It’s that time of year again: wildfire hazards are minimal, municipal bylaws are lifted and the burning season begins. Farming, forestry, industry, residential – there’s a lot of burning going on. Unfortunately, where there’s fire, there’s smoke – often, lots of smoke.
Human use of fire to manage B.C.’s forests is about as old as the forests themselves. As private managed forest owners we know a lot about prescribed burning – how to minimize community hazards and improve forest health.
Here are 4 important things to know about what forest owners burn, and why.
1. Burning is about keeping our forests, our neighbours and our communities safe.
Forest debris is a fire hazard. The timber harvesting process leaves behind piles of unmerchantable debris – broken tops, limbs, rotten wood.
It’s a much safer idea to use planned, controlled burns to remove the debris than to leave piles of “fuel” lying around for chance encounters with lightening, human ignorance (e.g. cigarettes) and other fire hazards. Over 50% of BC wildfires are caused by human activity.
2. Burning is a last resort (or, we’d sell it if we could).
One person’s debris is another person’s treasure. In Europe, the material we’re burning is worth $75 per tonne at roadside. It’s true. They get more for firewood than we get for saw logs.
There is no market for the fibre that finds its way into burn piles. If there were a market, we’d happily sell, rather than burn. For now, burning is the most responsible way to manage our forests.

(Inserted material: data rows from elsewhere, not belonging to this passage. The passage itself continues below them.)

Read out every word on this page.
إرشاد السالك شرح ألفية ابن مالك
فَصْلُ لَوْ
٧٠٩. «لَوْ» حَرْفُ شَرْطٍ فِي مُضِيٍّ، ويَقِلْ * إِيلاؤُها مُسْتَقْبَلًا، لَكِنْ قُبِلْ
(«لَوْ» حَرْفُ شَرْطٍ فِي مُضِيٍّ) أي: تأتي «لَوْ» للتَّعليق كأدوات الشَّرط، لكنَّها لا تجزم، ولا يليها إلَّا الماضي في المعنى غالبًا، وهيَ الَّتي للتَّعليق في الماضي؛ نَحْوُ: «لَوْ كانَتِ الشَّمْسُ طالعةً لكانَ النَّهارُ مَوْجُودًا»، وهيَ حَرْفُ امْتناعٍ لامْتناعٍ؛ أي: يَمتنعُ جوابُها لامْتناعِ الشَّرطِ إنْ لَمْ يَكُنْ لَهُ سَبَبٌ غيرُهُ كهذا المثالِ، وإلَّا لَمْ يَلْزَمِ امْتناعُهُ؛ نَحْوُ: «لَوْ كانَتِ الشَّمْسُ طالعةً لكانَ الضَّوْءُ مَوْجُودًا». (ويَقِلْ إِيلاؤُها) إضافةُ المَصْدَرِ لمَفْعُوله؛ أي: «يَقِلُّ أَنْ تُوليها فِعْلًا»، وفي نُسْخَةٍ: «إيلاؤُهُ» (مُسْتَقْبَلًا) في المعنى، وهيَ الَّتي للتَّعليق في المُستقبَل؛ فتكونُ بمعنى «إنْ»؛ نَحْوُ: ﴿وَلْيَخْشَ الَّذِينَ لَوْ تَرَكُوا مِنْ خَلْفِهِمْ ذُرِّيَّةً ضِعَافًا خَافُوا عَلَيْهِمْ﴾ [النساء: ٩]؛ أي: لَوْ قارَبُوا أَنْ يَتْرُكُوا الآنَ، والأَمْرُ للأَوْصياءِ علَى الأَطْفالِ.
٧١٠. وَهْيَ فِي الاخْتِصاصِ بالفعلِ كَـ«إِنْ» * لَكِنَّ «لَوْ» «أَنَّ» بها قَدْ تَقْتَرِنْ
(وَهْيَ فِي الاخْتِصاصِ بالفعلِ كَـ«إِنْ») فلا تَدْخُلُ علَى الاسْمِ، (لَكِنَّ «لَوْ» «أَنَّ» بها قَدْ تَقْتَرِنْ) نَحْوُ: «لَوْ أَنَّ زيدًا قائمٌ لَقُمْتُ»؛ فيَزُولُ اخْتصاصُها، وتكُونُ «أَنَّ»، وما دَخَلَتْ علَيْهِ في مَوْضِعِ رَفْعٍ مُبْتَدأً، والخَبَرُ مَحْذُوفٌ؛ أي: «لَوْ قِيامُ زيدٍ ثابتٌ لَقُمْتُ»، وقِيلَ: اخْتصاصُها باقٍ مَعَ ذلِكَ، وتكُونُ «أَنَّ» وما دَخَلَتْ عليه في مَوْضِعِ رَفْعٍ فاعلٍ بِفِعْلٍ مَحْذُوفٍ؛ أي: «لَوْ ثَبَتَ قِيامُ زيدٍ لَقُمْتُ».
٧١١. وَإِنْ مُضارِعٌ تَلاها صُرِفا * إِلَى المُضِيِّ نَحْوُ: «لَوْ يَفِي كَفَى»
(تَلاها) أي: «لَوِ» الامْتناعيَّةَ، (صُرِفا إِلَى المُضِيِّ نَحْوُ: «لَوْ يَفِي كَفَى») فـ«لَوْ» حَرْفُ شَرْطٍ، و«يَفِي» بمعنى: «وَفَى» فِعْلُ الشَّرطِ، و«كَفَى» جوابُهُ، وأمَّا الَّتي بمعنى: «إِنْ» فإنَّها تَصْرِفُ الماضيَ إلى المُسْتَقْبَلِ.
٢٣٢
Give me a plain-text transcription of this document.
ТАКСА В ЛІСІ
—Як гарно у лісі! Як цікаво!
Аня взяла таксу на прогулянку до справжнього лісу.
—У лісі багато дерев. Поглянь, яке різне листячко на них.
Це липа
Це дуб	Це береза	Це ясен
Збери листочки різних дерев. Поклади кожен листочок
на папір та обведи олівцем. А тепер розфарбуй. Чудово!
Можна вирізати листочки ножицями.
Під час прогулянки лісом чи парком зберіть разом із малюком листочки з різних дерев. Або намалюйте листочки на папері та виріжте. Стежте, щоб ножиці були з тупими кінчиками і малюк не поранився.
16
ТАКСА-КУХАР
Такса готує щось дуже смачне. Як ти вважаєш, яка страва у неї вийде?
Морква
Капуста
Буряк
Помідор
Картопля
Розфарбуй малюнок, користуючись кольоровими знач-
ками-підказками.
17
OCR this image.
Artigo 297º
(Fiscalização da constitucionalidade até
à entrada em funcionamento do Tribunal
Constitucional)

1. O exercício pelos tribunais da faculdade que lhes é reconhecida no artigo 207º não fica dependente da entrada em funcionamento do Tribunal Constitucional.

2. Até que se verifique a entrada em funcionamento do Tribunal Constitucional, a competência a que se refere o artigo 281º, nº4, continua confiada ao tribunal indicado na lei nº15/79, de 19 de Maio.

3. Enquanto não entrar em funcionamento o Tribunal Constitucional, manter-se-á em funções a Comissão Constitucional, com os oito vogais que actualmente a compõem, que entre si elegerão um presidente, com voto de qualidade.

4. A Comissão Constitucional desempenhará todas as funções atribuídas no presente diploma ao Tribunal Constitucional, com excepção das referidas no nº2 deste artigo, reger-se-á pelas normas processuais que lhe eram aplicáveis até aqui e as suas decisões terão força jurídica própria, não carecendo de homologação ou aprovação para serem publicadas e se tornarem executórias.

3. Managed forest owners burn responsibly and plan our activities to minimize disturbances.
Nobody likes smoke. Nobody. That’s why we plan and manage our activities to minimize the frequency, duration, and intensity of smoke. Here’s how:
Burning dry material creates significantly less smoke than burning wet material.
- Log loader operators take time and care to deliberately stack burn piles into beehive shape structures that facilitate drying.
- We cover debris piles with tarps to keep them dry.
- We check weather conditions before burning – temperature inversion and venting indexes affect how smoke moves (especially for valley dwellers).
4. Fire and prescribed burning are important tools for managing B.C.’s forests.
Especially, forests full of fire-dependant species like Douglas fir and lodgepole pine. The key is to do it responsibly, to act in a way that minimizes health hazards and maximizes forest health. A great deal of time was spent to evaluate, analyze and legislate responsible practices. Follow the open burn regulations and guidelines in place to protect everyone. We do.